Publié en 2024, à Brazzaville, par les Editions A.k (Alliance Koongo), le nouveau livre du journaliste essayiste, poète et romancier, François Ondaï Akiera, est un essai sur des pans de l’histoire du Congo. Intitulé «Le courrier des évocations» et préfacé par Ramsès Mbongolo, lui-même romancier, dramaturge, poète, essayiste nouvelliste et critique littéraire, cet essai regroupe, en 194 pages, 27 «évocations écrites sans tabou ni autocensure», qui «balaient une période qui court du 6 juin 1799 au 5 février 1979». Ce sont des séquences sans lien historique, mais avec une trame qui tend à démontrer, au bout de la lecture, la puissance de l’esprit africain face à la domination.

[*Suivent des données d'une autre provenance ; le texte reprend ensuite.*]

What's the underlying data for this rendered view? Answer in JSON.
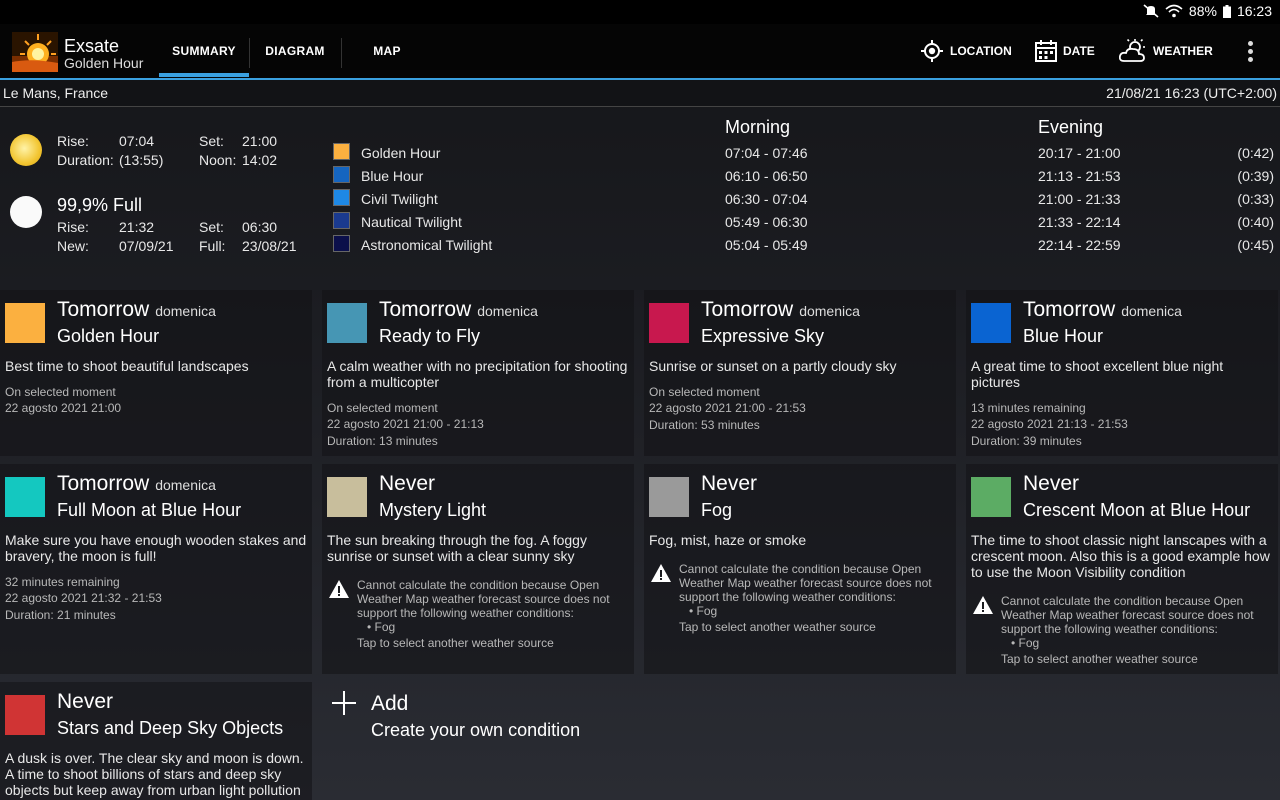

François Ondaï Akiéra ouvre son essai par un avertissement. Animateur d’une chronique au quotidien «Les Dépêches de Brazzaville», entre avril 2019 et décembre 2020, il avait rassemblé des éléments à partir des références littéraires et des entretiens avec des témoins des faits rapportés sur des événements qui ont rythmé l’histoire du pays. «Mon style n’est pas celui d’un historien, mais celui d’un dilettante d’histoire aidé par la plume journalistique», avertit-il.

La couverture du livre.

Il reconnaît que «nous savons peu de choses de notre pays, en dehors des clichés choisis par la communication coloniale française». Pour lui, «André Matsoua et Pascal Ockyemba-Morlendé sont les deux seuls Congolais qui ont réussi l’immense exploit de catalyser des soulèvements populaires visant le progrès, pendant et après la colonisation» française.

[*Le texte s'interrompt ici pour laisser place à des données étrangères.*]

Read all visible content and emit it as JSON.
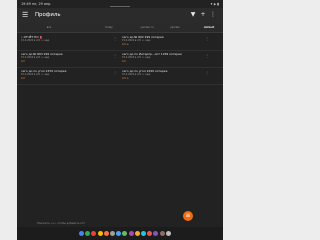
{
  "status": {
    "time": "19:49",
    "date": "пн, 29 апр.",
    "right": "▾ ◈ ▮"
  },
  "appbar": {
    "title": "Профиль",
    "menu_icon": "menu-icon",
    "filter_icon": "filter-icon",
    "add_label": "+",
    "more_icon": "more-vert-icon"
  },
  "columns": [
    {
      "label": "все"
    },
    {
      "label": "today"
    },
    {
      "label": "yandex.ru"
    },
    {
      "label": "yandex"
    },
    {
      "label": "default",
      "active": true
    }
  ],
  "rows": [
    {
      "left": {
        "name": "• ОТЧЁТ ПО",
        "tag": "!",
        "sub": "15.4.2024 в 2/4 •• нед.",
        "score": ""
      },
      "right": {
        "name": "сего до № 802 299 лотерея",
        "sub": "15.4.2024 в 2/4 •• нед.",
        "score": "4.0 ≥"
      }
    },
    {
      "left": {
        "name": "сего до № 803 299 лотерея",
        "sub": "15.4.2024 в 2/4 •• нед.",
        "score": "4.0"
      },
      "right": {
        "name": "сего до по Интерпр...лот 1039 лотерея",
        "sub": "15.4.2024 в 2/4 •• нед.",
        "score": "4.0"
      }
    },
    {
      "left": {
        "name": "сего до по угол 2339 лотерея",
        "sub": "15.4.2024 в 2/4 •• нед.",
        "score": "4.0"
      },
      "right": {
        "name": "сего до по угол 2299 лотерея",
        "sub": "15.4.2024 в 2/4 •• нед.",
        "score": "4.0 ≥"
      }
    }
  ],
  "footer_hint": "Нажмите «+», чтобы добавить лот",
  "fab_label": "≡",
  "navbar_apps": [
    "#4285f4",
    "#34a853",
    "#ea4335",
    "#fbbc05",
    "#ff7043",
    "#9e9e9e",
    "#42a5f5",
    "#66bb6a",
    "#ab47bc",
    "#ffa726",
    "#26c6da",
    "#ef5350",
    "#7e57c2",
    "#8d6e63",
    "#bdbdbd"
  ]
}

A travers son essai, François Ondaï Akiéra s’érige en redresseur de tort par rapport à l’histoire du Congo et, au-delà, de l’Afrique. «Nous avons lu dans les manuels scolaires, des récits sur la victoire des Ethiopiens face aux Italiens, à la bataille d’Adoua. Nous ne pipons mot et n’avons jamais entendu parler de la victoire de nos congénères bantous, les Zoulous d’Afrique du Sud, qui réussirent l’exploit de battre à coups de sagaie, des régiments de la redoutable armée britannique», soutient-il. Ce que reconnaît Ramès Mbongolo dans la préface: «En publiant ce recueil d’articles, le journaliste d’orpaillage de notre histoire, François Ondaï Akiéra, signe une page historique à travers des témoignages glanés au plus près des sources et auprès des témoins oculaires de l’histoire moderne du Congo».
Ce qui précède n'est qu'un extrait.